Home Reading xml files from S3 bucket in Python – Only the content of the last file is getting stored

Questions

Reading xml files from S3 bucket in Python – Only the content of the last file is getting stored

May 5, 2022

I have 4 XML files inside the S3 bucket directory. When I’m trying to read the content of all the files, I find that only the content of the last file (XML4) is getting stored.

s3_bucket_name='test'
bucket=s3.Bucket(s3_bucket_name)
bucket_list = []
for file in bucket.objects.filter(Prefix = 'auto'):
    file_name=file.key
    if file_name.find(".xml")!=-1:
        bucket_list.append(file.key)

In the ‘bucket_list’, I can see that there are 4 files

for file in bucket_list:
    obj = s3.Object(s3_bucket_name,file)
    data = (obj.get()['Body'].read())
    
    
tree = ET.ElementTree(ET.fromstring(data))

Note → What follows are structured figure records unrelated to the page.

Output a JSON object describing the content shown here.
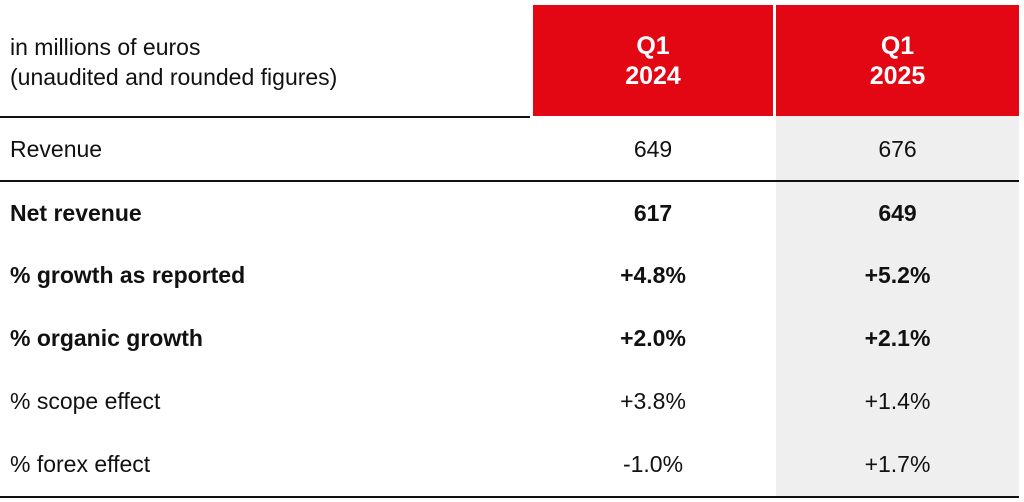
{
  "header": {
    "caption_line1": "in millions of euros",
    "caption_line2": "(unaudited and rounded figures)",
    "col1_line1": "Q1",
    "col1_line2": "2024",
    "col2_line1": "Q1",
    "col2_line2": "2025"
  },
  "colors": {
    "accent": "#e30613",
    "highlight_column": "#efefef"
  },
  "rows": [
    {
      "label": "Revenue",
      "q1_2024": "649",
      "q1_2025": "676"
    },
    {
      "label": "Net revenue",
      "q1_2024": "617",
      "q1_2025": "649"
    },
    {
      "label": "% growth as reported",
      "q1_2024": "+4.8%",
      "q1_2025": "+5.2%"
    },
    {
      "label": "% organic growth",
      "q1_2024": "+2.0%",
      "q1_2025": "+2.1%"
    },
    {
      "label": "% scope effect",
      "q1_2024": "+3.8%",
      "q1_2025": "+1.4%"
    },
    {
      "label": "% forex effect",
      "q1_2024": "-1.0%",
      "q1_2025": "+1.7%"
    }
  ]
}
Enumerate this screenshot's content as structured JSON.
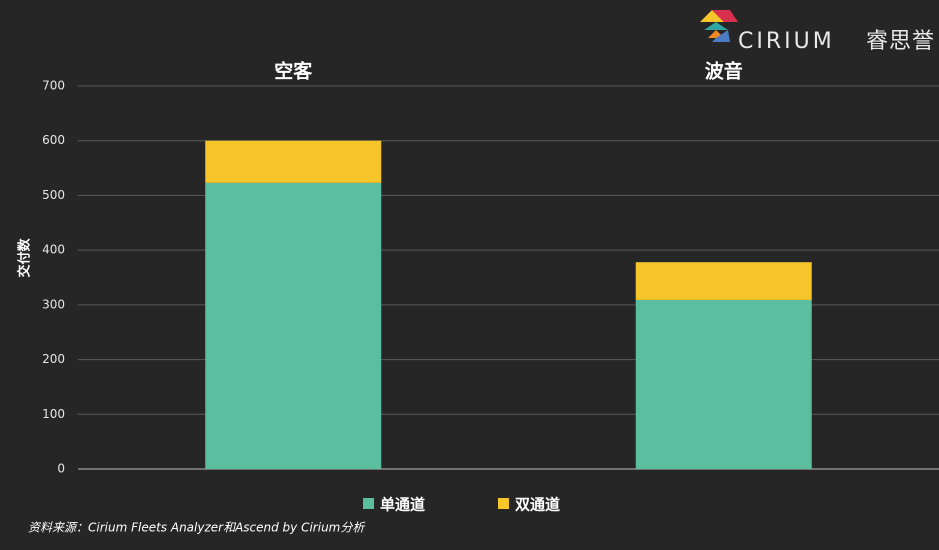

What changes should be made in the code to read the content of all the XML files?

>Solution :

As mentioned, since you have a list of files, you need a corresponding list of trees.

tree_list = []

for file in bucket_list:
    obj = s3.Object(s3_bucket_name,file)
    data = (obj.get()['Body'].read())
    tree_list.append(ET.ElementTree(ET.fromstring(data)))

Then you can start using tree_list for whatever purpose.